From: Aldy Hernandez <aldyh@redhat.com>
To: Jakub Jelinek <jakub@redhat.com>
Cc: GCC patches <gcc-patches@gcc.gnu.org>,
Andrew MacLeod <amacleod@redhat.com>
Subject: Re: [PATCH] [PR24021] Implement PLUS_EXPR range-op entry for floats.
Date: Mon, 17 Oct 2022 08:21:01 +0200 [thread overview]
Message-ID: <CAGm3qMXCqT2r97o-tD8LfNa==z0zT-NSM1539rqS48ShknmhzQ@mail.gmail.com> (raw)
In-Reply-To: <Y0hRjKccB1XjeTC0@tucnak>
[-- Attachment #1: Type: text/plain, Size: 5056 bytes --]
On Thu, Oct 13, 2022 at 7:57 PM Jakub Jelinek <jakub@redhat.com> wrote:
>
> On Thu, Oct 13, 2022 at 02:36:49PM +0200, Aldy Hernandez wrote:
> > +// Like real_arithmetic, but round the result to INF if the operation
> > +// produced inexact results.
> > +//
> > +// ?? There is still one problematic case, i387. With
> > +// -fexcess-precision=standard we perform most SF/DFmode arithmetic in
> > +// XFmode (long_double_type_node), so that case is OK. But without
> > +// -mfpmath=sse, all the SF/DFmode computations are in XFmode
> > +// precision (64-bit mantissa) and only occassionally rounded to
> > +// SF/DFmode (when storing into memory from the 387 stack). Maybe
> > +// this is ok as well though it is just occassionally more precise. ??
> > +
> > +static void
> > +frange_arithmetic (enum tree_code code, tree type,
> > + REAL_VALUE_TYPE &result,
> > + const REAL_VALUE_TYPE &op1,
> > + const REAL_VALUE_TYPE &op2,
> > + const REAL_VALUE_TYPE &inf)
> > +{
> > + REAL_VALUE_TYPE value;
> > + enum machine_mode mode = TYPE_MODE (type);
> > + bool mode_composite = MODE_COMPOSITE_P (mode);
> > +
> > + bool inexact = real_arithmetic (&value, code, &op1, &op2);
> > + real_convert (&result, mode, &value);
> > +
> > + // If real_convert above has rounded an inexact value to towards
> > + // inf, we can keep the result as is, otherwise we'll adjust by 1 ulp
> > + // later (real_nextafter).
> > + bool rounding = (flag_rounding_math
> > + && (real_isneg (&inf)
> > + ? real_less (&result, &value)
> > + : !real_less (&value, &result)));
>
> I thought the agreement during Cauldron was that we'd do this always,
> regardless of flag_rounding_math.
> Because excess precision (the fast one like on ia32 or -mfpmath=387 on
> x86_64), or -frounding-math, or FMA contraction can all increase precision
> and worst case it all behaves like -frounding-math for the ranges.
>
> So, perhaps use:
> if ((mode_composite || (real_isneg (&inf) ? real_less (&result, &value)

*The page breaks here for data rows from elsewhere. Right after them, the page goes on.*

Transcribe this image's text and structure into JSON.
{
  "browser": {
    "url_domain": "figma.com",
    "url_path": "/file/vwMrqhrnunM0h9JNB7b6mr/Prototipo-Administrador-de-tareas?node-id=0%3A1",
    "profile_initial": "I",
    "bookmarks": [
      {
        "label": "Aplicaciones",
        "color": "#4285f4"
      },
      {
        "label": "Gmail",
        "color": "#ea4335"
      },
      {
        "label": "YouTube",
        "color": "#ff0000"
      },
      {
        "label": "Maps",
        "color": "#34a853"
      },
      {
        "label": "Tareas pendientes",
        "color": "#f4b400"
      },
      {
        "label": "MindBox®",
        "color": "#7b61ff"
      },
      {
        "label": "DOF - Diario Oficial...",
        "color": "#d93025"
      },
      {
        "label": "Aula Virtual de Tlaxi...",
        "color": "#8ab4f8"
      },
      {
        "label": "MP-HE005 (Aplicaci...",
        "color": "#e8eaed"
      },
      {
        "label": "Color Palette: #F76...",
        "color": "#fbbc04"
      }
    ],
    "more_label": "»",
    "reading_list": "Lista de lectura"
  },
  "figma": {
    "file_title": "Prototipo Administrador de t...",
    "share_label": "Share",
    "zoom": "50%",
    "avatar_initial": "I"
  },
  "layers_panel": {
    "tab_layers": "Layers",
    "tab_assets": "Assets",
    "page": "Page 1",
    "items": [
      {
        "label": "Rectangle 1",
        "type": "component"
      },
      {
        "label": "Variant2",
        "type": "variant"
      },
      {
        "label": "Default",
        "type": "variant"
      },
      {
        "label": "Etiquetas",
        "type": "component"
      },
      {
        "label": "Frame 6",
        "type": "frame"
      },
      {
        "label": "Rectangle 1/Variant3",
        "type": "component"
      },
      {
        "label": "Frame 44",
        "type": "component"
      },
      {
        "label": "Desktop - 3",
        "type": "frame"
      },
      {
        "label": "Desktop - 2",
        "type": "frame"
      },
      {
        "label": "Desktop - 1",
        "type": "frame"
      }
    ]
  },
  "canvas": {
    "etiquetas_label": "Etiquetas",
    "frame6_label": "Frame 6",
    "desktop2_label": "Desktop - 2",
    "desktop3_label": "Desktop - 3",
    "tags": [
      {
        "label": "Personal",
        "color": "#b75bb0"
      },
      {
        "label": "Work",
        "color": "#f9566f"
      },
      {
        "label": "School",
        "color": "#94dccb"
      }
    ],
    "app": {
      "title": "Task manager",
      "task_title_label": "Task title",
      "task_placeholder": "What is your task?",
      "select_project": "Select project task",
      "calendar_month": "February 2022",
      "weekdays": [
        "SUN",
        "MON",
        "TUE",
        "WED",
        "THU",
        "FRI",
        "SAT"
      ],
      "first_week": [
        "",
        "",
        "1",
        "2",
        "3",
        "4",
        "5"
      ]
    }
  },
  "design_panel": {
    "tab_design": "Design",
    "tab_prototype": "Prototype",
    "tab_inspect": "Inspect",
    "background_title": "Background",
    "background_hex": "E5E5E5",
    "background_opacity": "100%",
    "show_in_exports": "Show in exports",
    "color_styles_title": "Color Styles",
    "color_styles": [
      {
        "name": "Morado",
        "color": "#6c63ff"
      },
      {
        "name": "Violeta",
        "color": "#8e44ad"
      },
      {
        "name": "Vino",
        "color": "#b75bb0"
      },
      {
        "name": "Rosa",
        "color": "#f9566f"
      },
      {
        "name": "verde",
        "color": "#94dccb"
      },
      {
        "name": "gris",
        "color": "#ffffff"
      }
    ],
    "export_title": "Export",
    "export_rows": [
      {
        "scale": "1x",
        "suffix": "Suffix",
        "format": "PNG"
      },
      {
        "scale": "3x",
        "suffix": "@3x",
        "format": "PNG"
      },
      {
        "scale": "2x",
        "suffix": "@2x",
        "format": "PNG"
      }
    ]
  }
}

> : !real_less (&value, &result))
> && (inexact || !real_identical (&result, &value))))
Done.
> ?
> No need to do the real_isneg/real_less stuff for mode_composite, then
> we do it always for inexacts, but otherwise we check if the rounding
> performed by real.cc has been in the conservative direction (for upper
> bound to +inf, for lower bound to -inf), if yes, we don't need to do
> anything, if yes, we frange_nextafter.
>
> As discussed, for mode_composite, I think we want to do the extra
> stuff for inexact denormals and otherwise do the nextafter unconditionally,
> because our internal mode_composite representation isn't precise enough.
>
> > + // Be extra careful if there may be discrepancies between the
> > + // compile and runtime results.
> > + if ((rounding || mode_composite)
> > + && (inexact || !real_identical (&result, &value)))
> > + {
> > + if (mode_composite)
> > + {
> > + bool denormal = (result.sig[SIGSZ-1] & SIG_MSB) == 0;
>
> Use real_isdenormal here?
Done.
> Though, real_iszero needs the same thing.

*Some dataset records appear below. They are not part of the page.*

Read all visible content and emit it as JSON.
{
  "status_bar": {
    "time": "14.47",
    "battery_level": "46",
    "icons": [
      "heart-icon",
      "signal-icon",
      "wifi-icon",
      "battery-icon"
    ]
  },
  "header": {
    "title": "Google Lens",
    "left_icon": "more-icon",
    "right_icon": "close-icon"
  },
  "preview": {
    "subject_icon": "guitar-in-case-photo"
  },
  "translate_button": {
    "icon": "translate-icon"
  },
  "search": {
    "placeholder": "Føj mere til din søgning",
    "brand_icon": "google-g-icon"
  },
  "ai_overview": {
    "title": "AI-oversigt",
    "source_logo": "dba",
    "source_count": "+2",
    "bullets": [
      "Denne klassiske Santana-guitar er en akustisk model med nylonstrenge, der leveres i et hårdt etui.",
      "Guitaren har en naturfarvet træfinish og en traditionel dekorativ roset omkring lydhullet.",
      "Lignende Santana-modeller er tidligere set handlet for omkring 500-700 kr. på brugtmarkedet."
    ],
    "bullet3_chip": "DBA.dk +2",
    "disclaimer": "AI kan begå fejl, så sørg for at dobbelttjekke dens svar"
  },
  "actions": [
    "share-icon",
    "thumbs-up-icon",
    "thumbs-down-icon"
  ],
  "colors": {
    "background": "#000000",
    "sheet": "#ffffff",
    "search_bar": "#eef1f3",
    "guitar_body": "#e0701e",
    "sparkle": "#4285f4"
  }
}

So... real_isdenormal() || real_iszero() as in the attached patch?
>
> > + if (denormal)
> > + {
> > + REAL_VALUE_TYPE tmp;
>
> And explain here why is this, that IBM extended denormals have just
> DFmode precision.
Done.
> Though, now that I think about it, while this is correct for denormals,
>
> > + real_convert (&tmp, DFmode, &value);
> > + frange_nextafter (DFmode, tmp, inf);
> > + real_convert (&result, mode, &tmp);
> > + }
>
> there are also the cases where the higher double exponent is in the
> [__DBL_MIN_EXP__, __LDBL_MIN_EXP__] aka [-1021, -968] or so.
> https://en.wikipedia.org/wiki/Double-precision_floating-point_format
> If the upper double is denormal in the DFmode sense, so smaller absolute
> value than __DBL_MIN__, then doing nextafter in DFmode is the right thing to
> do, the lower double must be always +/- zero.
> Now, if the result is __DBL_MIN__, the upper double is already normalized
> but we can add __DBL_DENORM_MIN__ to it, which will make the number have
> 54-bit precision.
> If the result is __DBL_MIN__ * 2, we can again add __DBL_DENORM_MIN__
> and make it 55-bit precision. Etc. until we reach __DBL_MIN__ * 2e53
> where it acts like fully normalized 106-bit precision number.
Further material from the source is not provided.